En un país donde manda el crimen organizado, hablar de soberanía resulta una burla para millones de ciudadanos que viven con miedo
Por Félix Muñiz

El presidente nacional del PRI, Alejandro Moreno Cárdenas, volvió a colocar el tema de la seguridad en México en el centro del debate nacional al manifestar su respaldo abierto a la determinación del gobierno de Estados Unidos de colaborar en la destrucción del crimen organizado en México.
En conferencia de prensa, en el marco de la Reunión Plenaria de los diputados y senadores del PRI, el dirigente nacional del tricolor Alejandro Moreno destacó que en nuestro país hay un terrorismo criminal que ha sembrado miedo en la población.
La postura, expresada por el senador del PRI con legisladores priistas, no solo cimbró el discurso oficialista de “soberanía”, sino que evidenció (una vez más) el colapso del Estado mexicano bajo los gobiernos de Morena.
En un país donde manda el crimen organizado, hablar de soberanía resulta una burla para millones de ciudadanos que viven con miedo. Moreno Cárdenas fue contundente: México enfrenta un terrorismo criminal que ha normalizado masacres, fosas clandestinas, campos de exterminio, drones bomba y asesinatos de políticos, mujeres, niñas y niños.
Frente a esta realidad, el rechazo del gobierno federal a la colaboración internacional en materia de seguridad no es patriotismo: es complicidad por omisión.
“Alito” Moreno cuestionó con dureza la incongruencia de Morena, que acepta y paga médicos cubanos, pero se niega a recibir apoyo internacional para combatir a los cárteles. ¿La soberanía aplica solo cuando conviene al discurso político?
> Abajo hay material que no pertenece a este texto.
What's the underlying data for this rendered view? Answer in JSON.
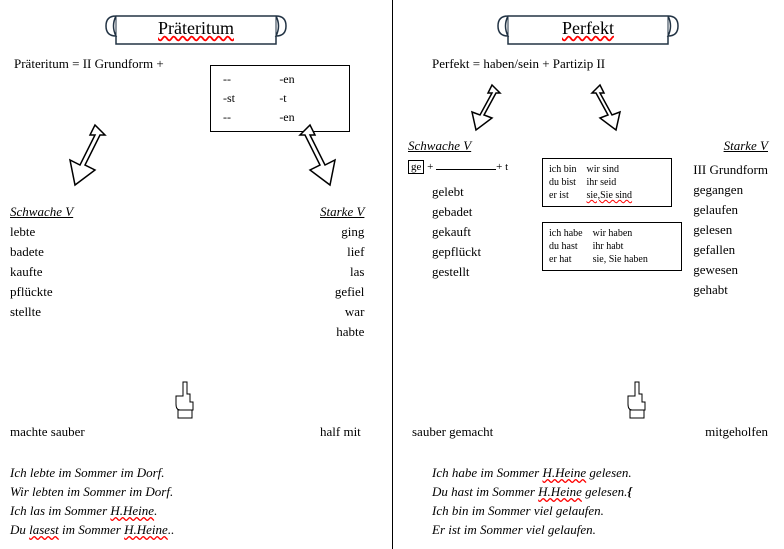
{
  "left": {
    "title": "Präteritum",
    "formula": "Präteritum = II Grundform +",
    "endings": [
      [
        "--",
        "-en"
      ],
      [
        "-st",
        "-t"
      ],
      [
        "--",
        "-en"
      ]
    ],
    "schwache_heading": "Schwache V",
    "starke_heading": "Starke V",
    "schwache": [
      "lebte",
      "badete",
      "kaufte",
      "pflückte",
      "stellte"
    ],
    "starke": [
      "ging",
      "lief",
      "las",
      "gefiel",
      "war",
      "habte"
    ],
    "extra_left": "machte sauber",
    "extra_right": "half mit",
    "sentences": [
      "Ich lebte im Sommer im Dorf.",
      "Wir lebten im Sommer im Dorf.",
      "Ich las im Sommer H.Heine.",
      "Du lasest im Sommer H.Heine.."
    ]
  },
  "right": {
    "title": "Perfekt",
    "formula": "Perfekt = haben/sein + Partizip II",
    "schwache_heading": "Schwache V",
    "starke_heading": "Starke V",
    "ge_prefix": "ge",
    "ge_suffix": "+ t",
    "schwache": [
      "gelebt",
      "gebadet",
      "gekauft",
      "gepflückt",
      "gestellt"
    ],
    "starke_head": "III Grundform",
    "starke": [
      "gegangen",
      "gelaufen",
      "gelesen",
      "gefallen",
      "gewesen",
      "gehabt"
    ],
    "sein_conj": [
      [
        "ich bin",
        "wir sind"
      ],
      [
        "du bist",
        "ihr seid"
      ],
      [
        "er ist",
        "sie,Sie sind"
      ]
    ],
    "haben_conj": [
      [
        "ich habe",
        "wir haben"
      ],
      [
        "du hast",
        "ihr habt"
      ],
      [
        "er hat",
        "sie, Sie haben"
      ]
    ],
    "extra_left": "sauber gemacht",
    "extra_right": "mitgeholfen",
    "sentences": [
      "Ich habe im Sommer H.Heine gelesen.",
      "Du hast im Sommer H.Heine gelesen.",
      "Ich bin im Sommer viel gelaufen.",
      "Er ist im Sommer viel gelaufen."
    ]
  }
}
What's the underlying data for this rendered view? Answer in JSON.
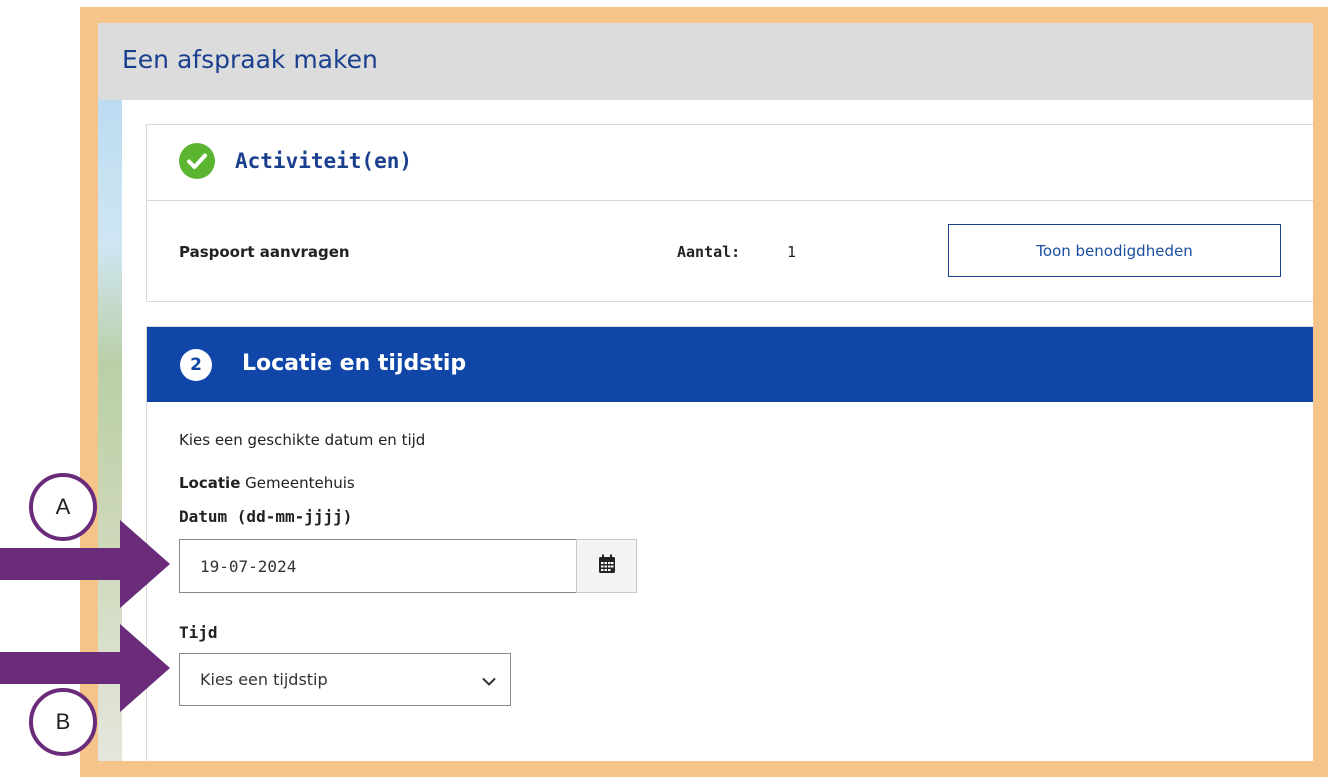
{
  "header": {
    "title": "Een afspraak maken"
  },
  "activities": {
    "title": "Activiteit(en)",
    "item": "Paspoort aanvragen",
    "count_label": "Aantal:",
    "count_value": "1",
    "button_label": "Toon benodigdheden"
  },
  "location_time": {
    "step_number": "2",
    "title": "Locatie en tijdstip",
    "intro": "Kies een geschikte datum en tijd",
    "location_label": "Locatie",
    "location_value": "Gemeentehuis",
    "date_label": "Datum (dd-mm-jjjj)",
    "date_value": "19-07-2024",
    "time_label": "Tijd",
    "time_selected": "Kies een tijdstip"
  },
  "annotations": {
    "a": "A",
    "b": "B"
  },
  "colors": {
    "frame": "#f5c48a",
    "header_bg": "#dcdcdc",
    "brand_blue": "#0f46a8",
    "check_green": "#5cb531",
    "annotation_purple": "#6b2b7b"
  },
  "icons": [
    "check-icon",
    "calendar-icon",
    "chevron-down-icon",
    "arrow-right-icon"
  ]
}
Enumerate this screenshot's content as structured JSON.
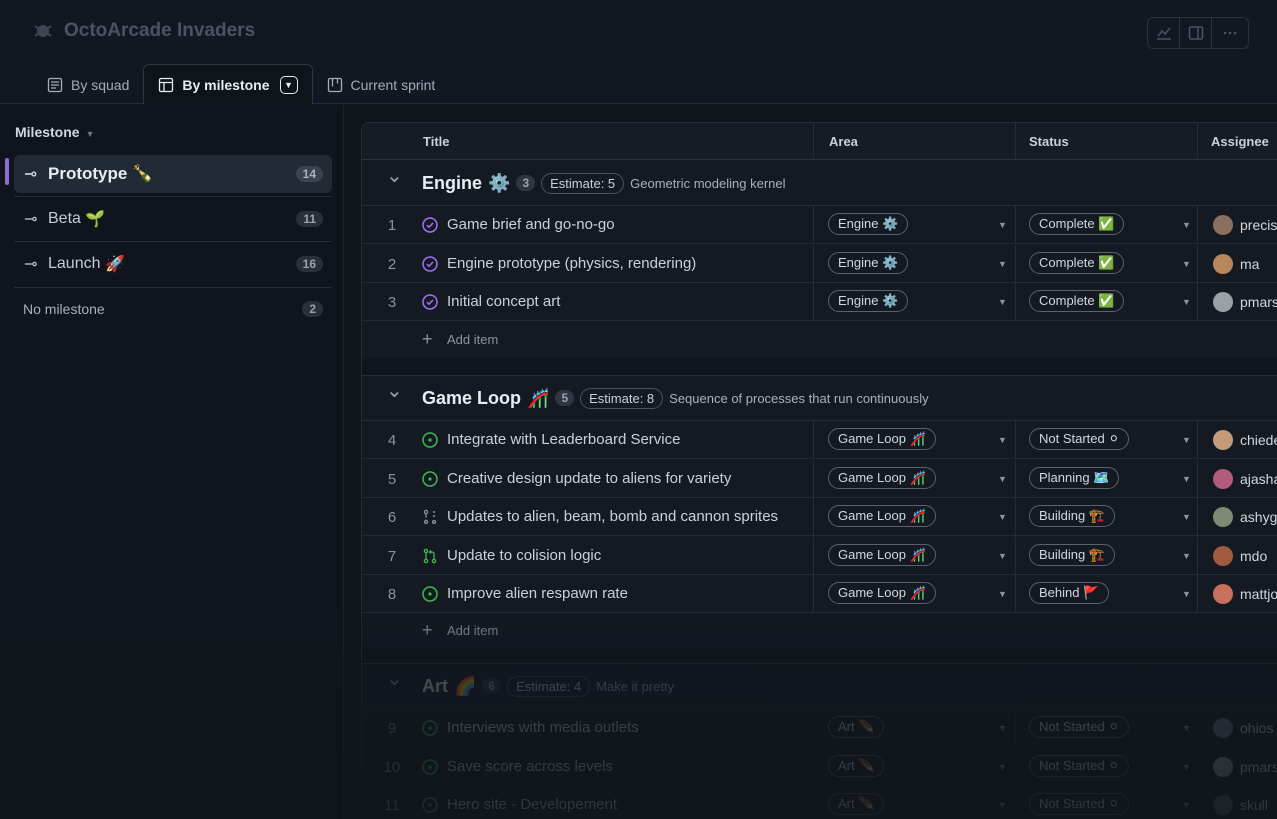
{
  "app": {
    "title": "OctoArcade Invaders"
  },
  "tabs": [
    {
      "label": "By squad",
      "icon": "table-list-icon"
    },
    {
      "label": "By milestone",
      "icon": "table-icon"
    },
    {
      "label": "Current sprint",
      "icon": "board-icon"
    }
  ],
  "sidebar": {
    "header": "Milestone",
    "milestones": [
      {
        "label": "Prototype",
        "emoji": "🍾",
        "count": "14"
      },
      {
        "label": "Beta",
        "emoji": "🌱",
        "count": "11"
      },
      {
        "label": "Launch",
        "emoji": "🚀",
        "count": "16"
      }
    ],
    "no_milestone": {
      "label": "No milestone",
      "count": "2"
    }
  },
  "table": {
    "columns": {
      "title": "Title",
      "area": "Area",
      "status": "Status",
      "assignee": "Assignee"
    },
    "add_item": "Add item",
    "groups": [
      {
        "name": "Engine",
        "emoji": "⚙️",
        "count": "3",
        "estimate": "Estimate: 5",
        "desc": "Geometric modeling kernel"
      },
      {
        "name": "Game Loop",
        "emoji": "🎢",
        "count": "5",
        "estimate": "Estimate: 8",
        "desc": "Sequence of processes that run continuously"
      },
      {
        "name": "Art",
        "emoji": "🌈",
        "count": "6",
        "estimate": "Estimate: 4",
        "desc": "Make it pretty"
      }
    ],
    "rows": [
      {
        "num": "1",
        "title": "Game brief and go-no-go",
        "area": "Engine ⚙️",
        "status": "Complete ✅",
        "assignee": "precis",
        "icon": "done-circle-icon",
        "avatar": "#8a6f5e"
      },
      {
        "num": "2",
        "title": "Engine prototype (physics, rendering)",
        "area": "Engine ⚙️",
        "status": "Complete ✅",
        "assignee": "ma",
        "icon": "done-circle-icon",
        "avatar": "#b8865c"
      },
      {
        "num": "3",
        "title": "Initial concept art",
        "area": "Engine ⚙️",
        "status": "Complete ✅",
        "assignee": "pmars",
        "icon": "done-circle-icon",
        "avatar": "#9aa0a6"
      },
      {
        "num": "4",
        "title": "Integrate with Leaderboard Service",
        "area": "Game Loop 🎢",
        "status": "Not Started ⚪",
        "assignee": "chiede",
        "icon": "open-circle-icon",
        "avatar": "#c49a7a"
      },
      {
        "num": "5",
        "title": "Creative design update to aliens for variety",
        "area": "Game Loop 🎢",
        "status": "Planning 🗺️",
        "assignee": "ajasha",
        "icon": "open-circle-icon",
        "avatar": "#b35b7a"
      },
      {
        "num": "6",
        "title": "Updates to alien, beam, bomb and cannon sprites",
        "area": "Game Loop 🎢",
        "status": "Building 🏗️",
        "assignee": "ashyg",
        "icon": "draft-pr-icon",
        "avatar": "#7f8a72"
      },
      {
        "num": "7",
        "title": "Update to colision logic",
        "area": "Game Loop 🎢",
        "status": "Building 🏗️",
        "assignee": "mdo",
        "icon": "pull-request-icon",
        "avatar": "#a05a3c"
      },
      {
        "num": "8",
        "title": "Improve alien respawn rate",
        "area": "Game Loop 🎢",
        "status": "Behind 🚩",
        "assignee": "mattjo",
        "icon": "open-circle-icon",
        "avatar": "#c7705c"
      },
      {
        "num": "9",
        "title": "Interviews with media outlets",
        "area": "Art 🪶",
        "status": "Not Started ⚪",
        "assignee": "ohios",
        "icon": "open-circle-icon",
        "avatar": "#6e7781"
      },
      {
        "num": "10",
        "title": "Save score across levels",
        "area": "Art 🪶",
        "status": "Not Started ⚪",
        "assignee": "pmars",
        "icon": "open-circle-icon",
        "avatar": "#9aa0a6"
      },
      {
        "num": "11",
        "title": "Hero site - Developement",
        "area": "Art 🪶",
        "status": "Not Started ⚪",
        "assignee": "skull",
        "icon": "open-circle-icon",
        "avatar": "#5a616b"
      }
    ]
  }
}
Para Moreno Cárdenas, la respuesta es clara: Morena utiliza la soberanía como cheque en blanco para encubrir su ineptitud, corrupción y vínculos con el narcopoder.
Durante la Reunión Plenaria de diputados y senadores del PRI, el líder tricolor denunció que el gobierno federal está rebasado, “doblado” y “hincado”, tanto en política exterior como en seguridad pública. Las supuestas cifras oficiales de reducción del delito, aseguró, son “cifras alegres” maquilladas desde la mañanera, mientras la violencia real se siente en las calles. Desapariciones ocultas, homicidios reclasificados y secuestros silenciados forman parte de un andamiaje de mentira institucionalizada.
El respaldo de Alejandro Moreno a la participación de Estados Unidos en el combate al crimen organizado en México también tiene una lectura estratégica: la pésima política exterior de Morena ha tensado la relación con los principales socios comerciales del país y pone en riesgo la estabilidad del T-MEC, el tratado más importante para la economía nacional. Sin certidumbre, sin Estado de Derecho y sin combate real al crimen, México pierde confianza internacional.
En contraste, Moreno Cárdenas defendió el papel histórico del PRI como constructor de instituciones, creador de programas sociales, arquitecto de los tratados comerciales y garante de gobernabilidad. Aseguró que el país atraviesa “el momento más oscuro de su historia democrática” y advirtió que México va directo al abismo si continúa en manos de un gobierno que ha normalizado la violencia y destruido las instituciones.
El mensaje final fue claro y político: el PRI no tiene miedo, dará la batalla y denunciará el Estado fallido que hoy gobierna Morena. En un México donde el crimen organizado opera con libertad, respaldar la cooperación internacional no es traición: es responsabilidad de Estado.